Peut-on être chercheur dans un domaine de pointe, la biotechnologie, résidant et travaillant dans un pays d’Afrique, le Maroc, et damer le pion aux grandes firmes internationales ? La réponse est manifestement oui pour le lauréat du Prix de l’Innovation pour l’Afrique, Adnane Remmal. Le 13 mai dernier, ce professeur de l’université de Fès a vu 30 années de persévérance récompensées.
Parmi 925 candidats cette année, le jury du prix de l’innovation pour l’Afrique a porté son choix sur Remmal et son équipe d’enseignants-chercheurs et d’étudiants. Son sésame : une solution alternative aux antibiotiques pour améliorer la productivité des élevages tout en respectant la santé du consommateur.
L’innovation primée s’apprécie à deux niveaux. Le premier est une bonne nouvelle pour les éleveurs. Ils peuvent mieux croire à la santé de leurs bêtes en leur administrant de la médecine douce. En effet, Remmal a mis au point une technique permettant de fixer dans l’argile les secrétions naturelles produites par les plantes pour se prémunir contre les infections.
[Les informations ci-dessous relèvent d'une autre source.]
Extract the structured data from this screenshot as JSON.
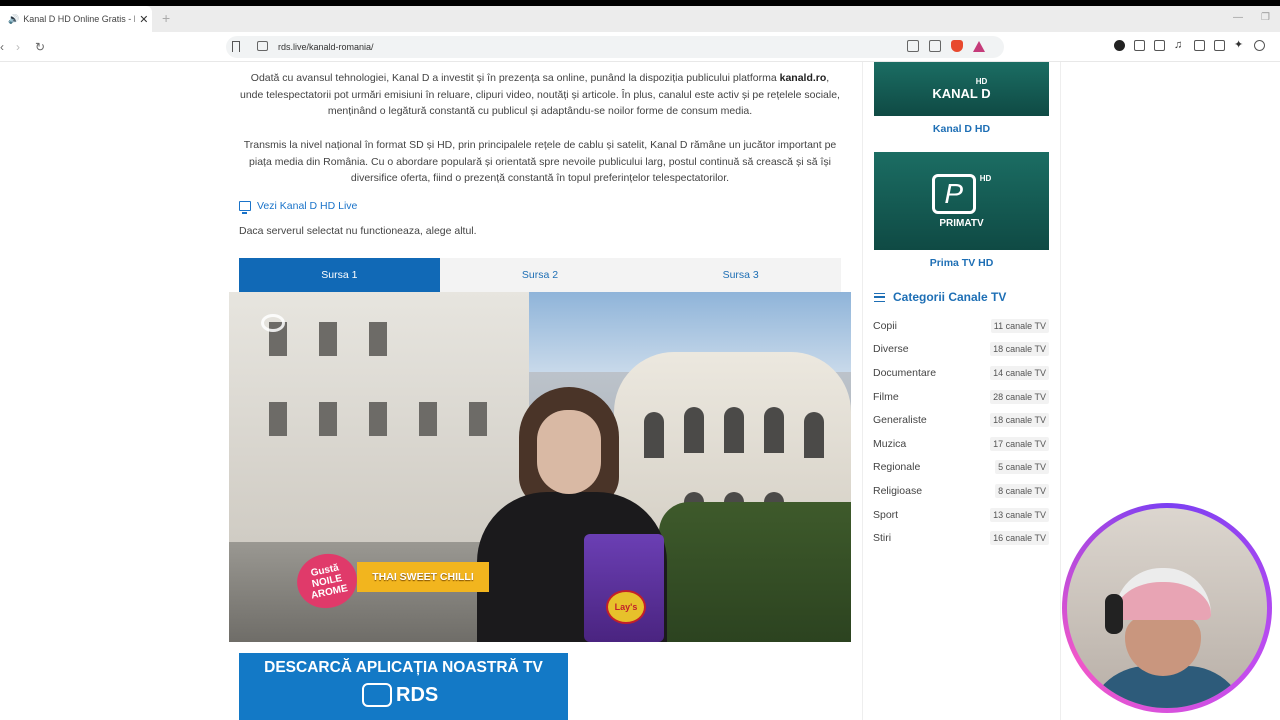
{
  "browser": {
    "tab_title": "Kanal D HD Online Gratis - RD",
    "tab_close": "✕",
    "new_tab": "+",
    "url": "rds.live/kanald-romania/"
  },
  "article": {
    "para1_a": "Odată cu avansul tehnologiei, Kanal D a investit și în prezența sa online, punând la dispoziția publicului platforma ",
    "para1_link": "kanald.ro",
    "para1_b": ", unde telespectatorii pot urmări emisiuni în reluare, clipuri video, noutăți și articole. În plus, canalul este activ și pe rețelele sociale, menținând o legătură constantă cu publicul și adaptându-se noilor forme de consum media.",
    "para2": "Transmis la nivel național în format SD și HD, prin principalele rețele de cablu și satelit, Kanal D rămâne un jucător important pe piața media din România. Cu o abordare populară și orientată spre nevoile publicului larg, postul continuă să crească și să își diversifice oferta, fiind o prezență constantă în topul preferințelor telespectatorilor.",
    "live_link": "Vezi Kanal D HD Live",
    "server_note": "Daca serverul selectat nu functioneaza, alege altul."
  },
  "source_tabs": [
    {
      "label": "Sursa 1",
      "active": true
    },
    {
      "label": "Sursa 2",
      "active": false
    },
    {
      "label": "Sursa 3",
      "active": false
    }
  ],
  "video": {
    "promo_badge": "Gustă NOILE AROME",
    "promo_text": "THAI SWEET CHILLI",
    "bag_brand": "Lay's"
  },
  "app_banner": {
    "title": "DESCARCĂ APLICAȚIA NOASTRĂ TV",
    "brand": "RDS"
  },
  "sidebar": {
    "channels": [
      {
        "name": "Kanal D HD",
        "logo": "KANAL D",
        "badge": "HD"
      },
      {
        "name": "Prima TV HD",
        "logo": "PRIMATV",
        "badge": "HD",
        "mark": "P"
      }
    ],
    "categories_title": "Categorii Canale TV",
    "categories": [
      {
        "name": "Copii",
        "count": "11 canale TV"
      },
      {
        "name": "Diverse",
        "count": "18 canale TV"
      },
      {
        "name": "Documentare",
        "count": "14 canale TV"
      },
      {
        "name": "Filme",
        "count": "28 canale TV"
      },
      {
        "name": "Generaliste",
        "count": "18 canale TV"
      },
      {
        "name": "Muzica",
        "count": "17 canale TV"
      },
      {
        "name": "Regionale",
        "count": "5 canale TV"
      },
      {
        "name": "Religioase",
        "count": "8 canale TV"
      },
      {
        "name": "Sport",
        "count": "13 canale TV"
      },
      {
        "name": "Stiri",
        "count": "16 canale TV"
      }
    ]
  },
  "colors": {
    "accent": "#1169b6",
    "link": "#1e6fb5",
    "banner": "#1379c6",
    "thumb": "#1b6d63"
  }
}
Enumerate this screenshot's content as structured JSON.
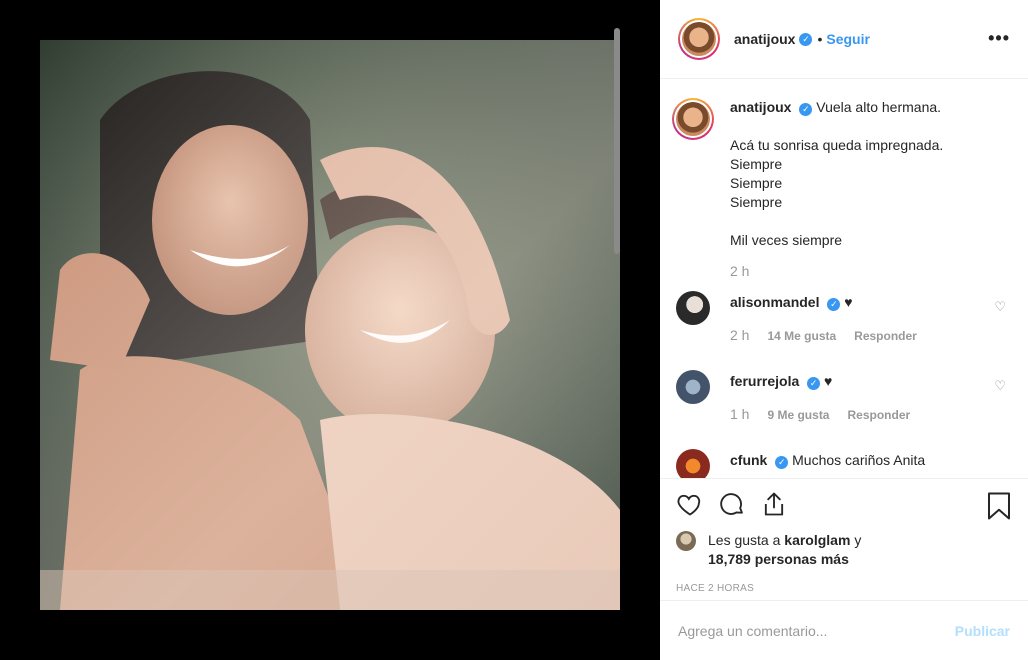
{
  "post": {
    "author": "anatijoux",
    "follow_label": "Seguir",
    "separator": "•",
    "more_label": "•••",
    "verified_mark": "✓"
  },
  "caption": {
    "user": "anatijoux",
    "lines": [
      "Vuela alto hermana.",
      "",
      "Acá tu sonrisa queda impregnada.",
      "Siempre",
      "Siempre",
      "Siempre",
      "",
      "Mil veces siempre"
    ],
    "time": "2 h"
  },
  "comments": [
    {
      "user": "alisonmandel",
      "text": "♥",
      "time": "2 h",
      "likes": "14 Me gusta",
      "reply": "Responder"
    },
    {
      "user": "ferurrejola",
      "text": "♥",
      "time": "1 h",
      "likes": "9 Me gusta",
      "reply": "Responder"
    },
    {
      "user": "cfunk",
      "text": "Muchos cariños Anita"
    }
  ],
  "likes_line": {
    "prefix": "Les gusta a",
    "user": "karolglam",
    "suffix": "y",
    "rest": "18,789 personas más"
  },
  "time_ago": "HACE 2 HORAS",
  "add_comment": {
    "placeholder": "Agrega un comentario...",
    "publish": "Publicar"
  },
  "colors": {
    "accent": "#3897f0",
    "publish_disabled": "#b2dffc",
    "muted": "#999999"
  }
}
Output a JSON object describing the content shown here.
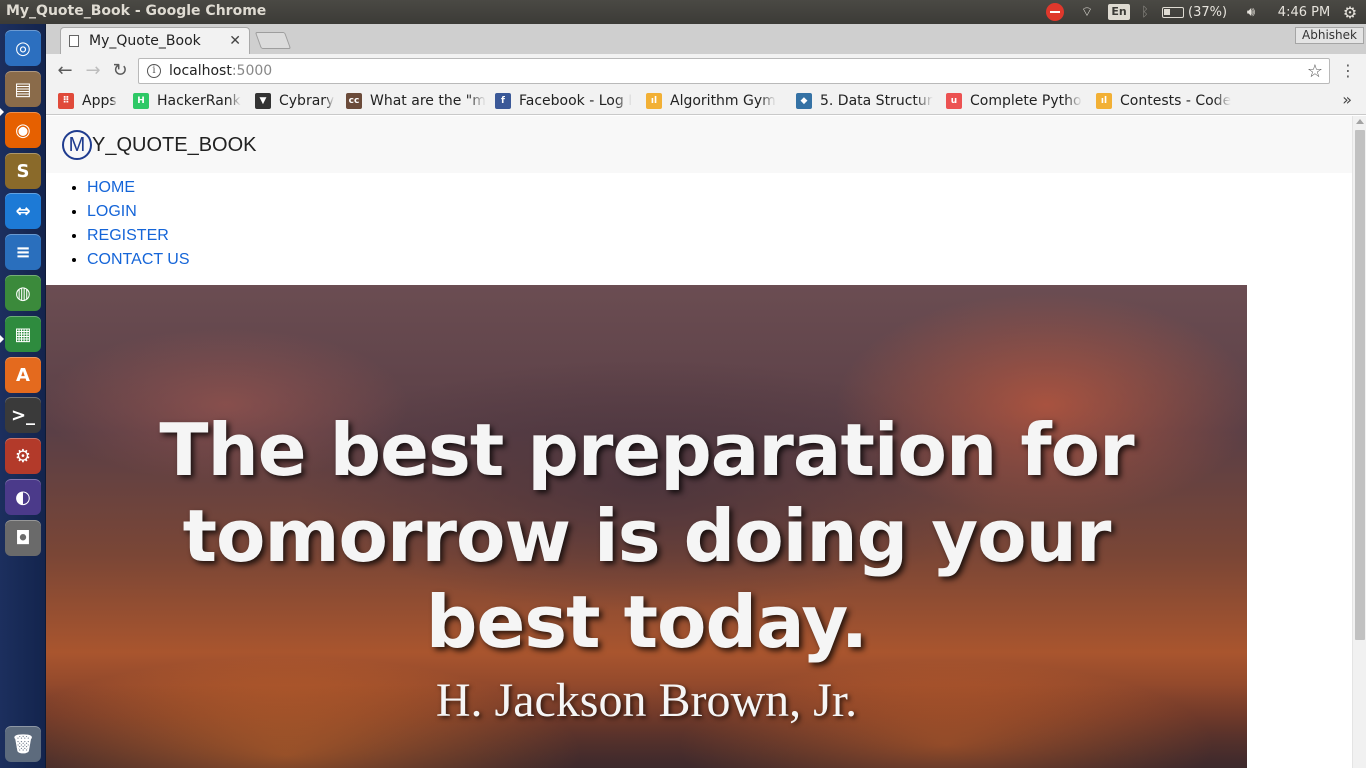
{
  "os": {
    "window_title": "My_Quote_Book - Google Chrome",
    "tray": {
      "language": "En",
      "battery": "(37%)",
      "clock": "4:46 PM"
    },
    "launcher": [
      {
        "name": "dash-icon",
        "glyph": "◎",
        "color": "#2c6fbf"
      },
      {
        "name": "files-icon",
        "glyph": "▤",
        "color": "#8a6b4a"
      },
      {
        "name": "firefox-icon",
        "glyph": "◉",
        "color": "#e66000"
      },
      {
        "name": "sublime-text-icon",
        "glyph": "S",
        "color": "#8a6a2a"
      },
      {
        "name": "teamviewer-icon",
        "glyph": "⇔",
        "color": "#1d7ad6"
      },
      {
        "name": "writer-icon",
        "glyph": "≡",
        "color": "#2a6fbd"
      },
      {
        "name": "chrome-icon",
        "glyph": "◍",
        "color": "#3b8a3b"
      },
      {
        "name": "calc-icon",
        "glyph": "▦",
        "color": "#2e8b3e"
      },
      {
        "name": "software-center-icon",
        "glyph": "A",
        "color": "#e46a1e"
      },
      {
        "name": "terminal-icon",
        "glyph": ">_",
        "color": "#3a3a3a"
      },
      {
        "name": "system-settings-icon",
        "glyph": "⚙",
        "color": "#b33a2a"
      },
      {
        "name": "eclipse-icon",
        "glyph": "◐",
        "color": "#4b3a8a"
      },
      {
        "name": "camera-icon",
        "glyph": "◘",
        "color": "#6a6a6a"
      }
    ],
    "trash_glyph": "🗑"
  },
  "browser": {
    "tab_title": "My_Quote_Book",
    "profile": "Abhishek",
    "url_host": "localhost",
    "url_port": ":5000",
    "bookmarks": [
      {
        "name": "bookmark-apps",
        "label": "Apps",
        "icon_color": "#e04a3a",
        "glyph": "⠿"
      },
      {
        "name": "bookmark-hackerrank",
        "label": "HackerRank",
        "icon_color": "#2ec866",
        "glyph": "H"
      },
      {
        "name": "bookmark-cybrary",
        "label": "Cybrary",
        "icon_color": "#333333",
        "glyph": "▼"
      },
      {
        "name": "bookmark-what-are-the",
        "label": "What are the \"m",
        "icon_color": "#6b4b3a",
        "glyph": "cc"
      },
      {
        "name": "bookmark-facebook",
        "label": "Facebook - Log I",
        "icon_color": "#3b5998",
        "glyph": "f"
      },
      {
        "name": "bookmark-algorithm-gym",
        "label": "Algorithm Gym",
        "icon_color": "#f2b035",
        "glyph": "ıl"
      },
      {
        "name": "bookmark-data-structures",
        "label": "5. Data Structur",
        "icon_color": "#3572a5",
        "glyph": "◆"
      },
      {
        "name": "bookmark-complete-python",
        "label": "Complete Pytho",
        "icon_color": "#ec5252",
        "glyph": "u"
      },
      {
        "name": "bookmark-contests",
        "label": "Contests - Code",
        "icon_color": "#f2b035",
        "glyph": "ıl"
      }
    ]
  },
  "site": {
    "brand_letter": "M",
    "brand_rest": "Y_QUOTE_BOOK",
    "nav": [
      "HOME",
      "LOGIN",
      "REGISTER",
      "CONTACT US"
    ],
    "quote": "The best preparation for tomorrow is doing your best today.",
    "author": "H. Jackson Brown, Jr."
  }
}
Lors de l’administration, l’argile se dissout et libère les éléments actifs. La technique a le mérite de préserver la productivité des élevages tout en mettant leurs propriétaires en conformité avec les législations interdisant ou limitant le recours aux antibiotiques.
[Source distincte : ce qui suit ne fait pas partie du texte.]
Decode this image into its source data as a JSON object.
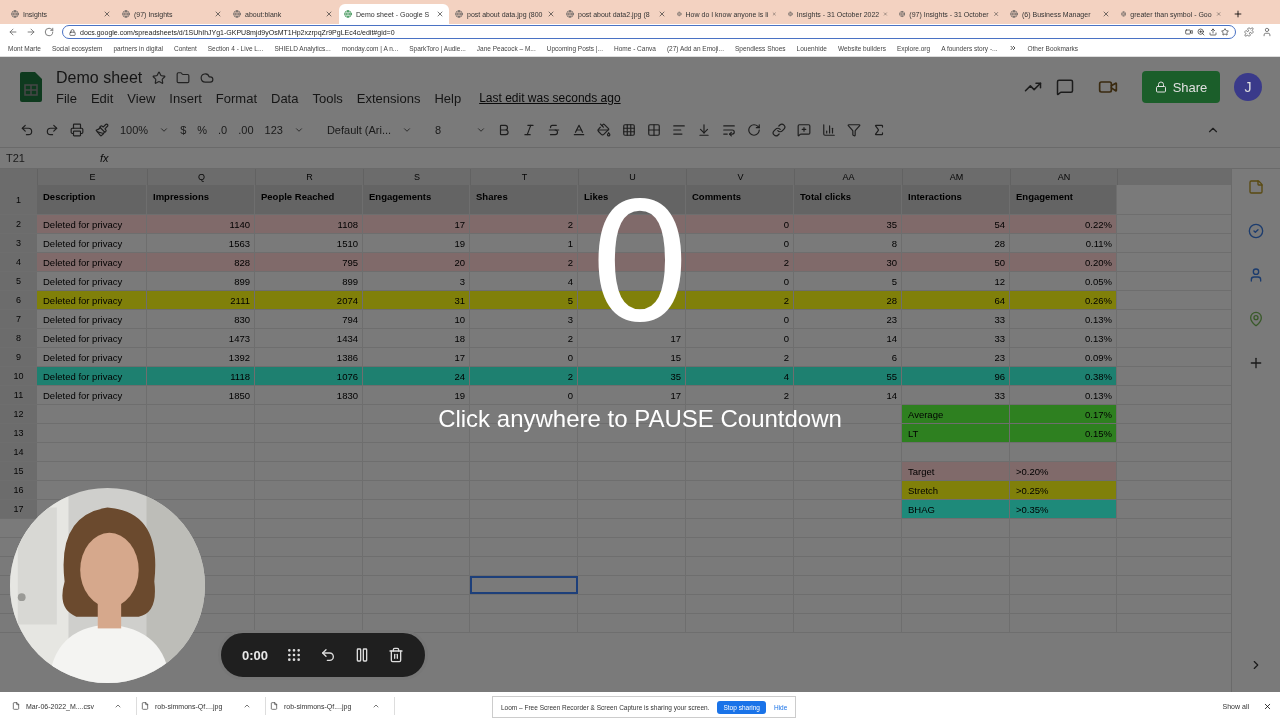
{
  "browser": {
    "tabs": [
      {
        "title": "Insights",
        "selected": false
      },
      {
        "title": "(97) Insights",
        "selected": false
      },
      {
        "title": "about:blank",
        "selected": false
      },
      {
        "title": "Demo sheet - Google S",
        "selected": true
      },
      {
        "title": "post about data.jpg (800",
        "selected": false
      },
      {
        "title": "post about data2.jpg (8",
        "selected": false
      },
      {
        "title": "How do I know anyone is li",
        "selected": false
      },
      {
        "title": "Insights - 31 October 2022",
        "selected": false
      },
      {
        "title": "(97) Insights - 31 October",
        "selected": false
      },
      {
        "title": "(6) Business Manager",
        "selected": false
      },
      {
        "title": "greater than symbol - Goo",
        "selected": false
      }
    ],
    "url": "docs.google.com/spreadsheets/d/1SUhIhJYg1-GKPU8mjd9yOsMT1Hp2xzrpqZr9PgLEc4c/edit#gid=0",
    "bookmarks": [
      "Mont Marte",
      "Social ecosystem",
      "partners in digital",
      "Content",
      "Section 4 - Live L...",
      "SHIELD Analytics...",
      "monday.com | A n...",
      "SparkToro | Audie...",
      "Jane Peacock – M...",
      "Upcoming Posts |...",
      "Home - Canva",
      "(27) Add an Emoji...",
      "Spendless Shoes",
      "Louenhide",
      "Website builders",
      "Explore.org",
      "A founders story -..."
    ],
    "other_bookmarks": "Other Bookmarks"
  },
  "sheet": {
    "title": "Demo sheet",
    "menus": [
      "File",
      "Edit",
      "View",
      "Insert",
      "Format",
      "Data",
      "Tools",
      "Extensions",
      "Help"
    ],
    "last_edit": "Last edit was seconds ago",
    "share": "Share",
    "avatar": "J",
    "toolbar": {
      "zoom": "100%",
      "currency": "$",
      "percent": "%",
      "decrease_decimals": ".0",
      "increase_decimals": ".00",
      "number_format": "123",
      "font": "Default (Ari...",
      "font_size": "8"
    },
    "name_box": "T21",
    "formula_label": "fx",
    "columns": [
      "E",
      "Q",
      "R",
      "S",
      "T",
      "U",
      "V",
      "AA",
      "AM",
      "AN"
    ],
    "header_row": {
      "number": "1",
      "cells": [
        "Description",
        "Impressions",
        "People Reached",
        "Engagements",
        "Shares",
        "Likes",
        "Comments",
        "Total clicks",
        "Interactions",
        "Engagement"
      ]
    },
    "rows": [
      {
        "number": "2",
        "color": "#806a6a",
        "cells": [
          "Deleted for privacy",
          "1140",
          "1108",
          "17",
          "2",
          null,
          "0",
          "35",
          "54",
          "0.22%"
        ]
      },
      {
        "number": "3",
        "cells": [
          "Deleted for privacy",
          "1563",
          "1510",
          "19",
          "1",
          null,
          "0",
          "8",
          "28",
          "0.11%"
        ]
      },
      {
        "number": "4",
        "color": "#806a6a",
        "cells": [
          "Deleted for privacy",
          "828",
          "795",
          "20",
          "2",
          null,
          "2",
          "30",
          "50",
          "0.20%"
        ]
      },
      {
        "number": "5",
        "cells": [
          "Deleted for privacy",
          "899",
          "899",
          "3",
          "4",
          null,
          "0",
          "5",
          "12",
          "0.05%"
        ]
      },
      {
        "number": "6",
        "color": "#80800a",
        "cells": [
          "Deleted for privacy",
          "2111",
          "2074",
          "31",
          "5",
          null,
          "2",
          "28",
          "64",
          "0.26%"
        ]
      },
      {
        "number": "7",
        "cells": [
          "Deleted for privacy",
          "830",
          "794",
          "10",
          "3",
          null,
          "0",
          "23",
          "33",
          "0.13%"
        ]
      },
      {
        "number": "8",
        "cells": [
          "Deleted for privacy",
          "1473",
          "1434",
          "18",
          "2",
          "17",
          "0",
          "14",
          "33",
          "0.13%"
        ]
      },
      {
        "number": "9",
        "cells": [
          "Deleted for privacy",
          "1392",
          "1386",
          "17",
          "0",
          "15",
          "2",
          "6",
          "23",
          "0.09%"
        ]
      },
      {
        "number": "10",
        "color": "#1e8070",
        "cells": [
          "Deleted for privacy",
          "1118",
          "1076",
          "24",
          "2",
          "35",
          "4",
          "55",
          "96",
          "0.38%"
        ]
      },
      {
        "number": "11",
        "cells": [
          "Deleted for privacy",
          "1850",
          "1830",
          "19",
          "0",
          "17",
          "2",
          "14",
          "33",
          "0.13%"
        ]
      }
    ],
    "summary_rows": [
      {
        "number": "12",
        "label": "Average",
        "value": "0.17%",
        "color": "#2e8020"
      },
      {
        "number": "13",
        "label": "LT",
        "value": "0.15%",
        "color": "#2e8020"
      },
      {
        "number": "14"
      },
      {
        "number": "15",
        "label": "Target",
        "value": ">0.20%",
        "color": "#806a6a"
      },
      {
        "number": "16",
        "label": "Stretch",
        "value": ">0.25%",
        "color": "#80800a"
      },
      {
        "number": "17",
        "label": "BHAG",
        "value": ">0.35%",
        "color": "#1e8a7a"
      }
    ],
    "blank_rows": [
      {
        "selected": false
      },
      {
        "selected": false
      },
      {
        "selected": false
      },
      {
        "selected": true
      },
      {
        "selected": false
      },
      {
        "selected": false
      }
    ]
  },
  "countdown": {
    "number": "0",
    "message": "Click anywhere to PAUSE Countdown"
  },
  "recorder": {
    "time": "0:00"
  },
  "downloads": {
    "files": [
      "Mar-06-2022_M....csv",
      "rob-simmons-Qf....jpg",
      "rob-simmons-Qf....jpg"
    ],
    "show_all": "Show all"
  },
  "sharing_notice": {
    "message": "Loom – Free Screen Recorder & Screen Capture is sharing your screen.",
    "stop": "Stop sharing",
    "hide": "Hide"
  }
}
Le deuxième avantage est une conséquence du premier mais profite à tout le monde. En fait, dans le cycle classique de l’élevage, les bêtes sont gavées d’antibiotiques et ces derniers finissent inéluctablement dans les assiettes. Le consommateur développe, alors, sans le vouloir une résistance aux médicaments qui peut se révéler dangereuse dans de nombreux cas. L’innovation primée de Remmal a donc vocation de santé publique. « Une femme enceinte ou avec son nourrisson courent d’énormes risques à développer une résistance aux antibiotiques car les bactéries, sources d’infections, participent à l’équilibre biologique du corps humain », schématise Remmal qui a encaissé un chèque de 100 000 dollars, ainsi que la garantie de faire connaître ses travaux à l’international.
Le deuxième prix de l’Innovation pour l’Afrique a été remporté par Alex Mwaura Murui du Kenya, pour son projet « Farm Capital Africa », une alternative aux prêts classiques pour financer la plantation et la récolte pour les agriculteurs.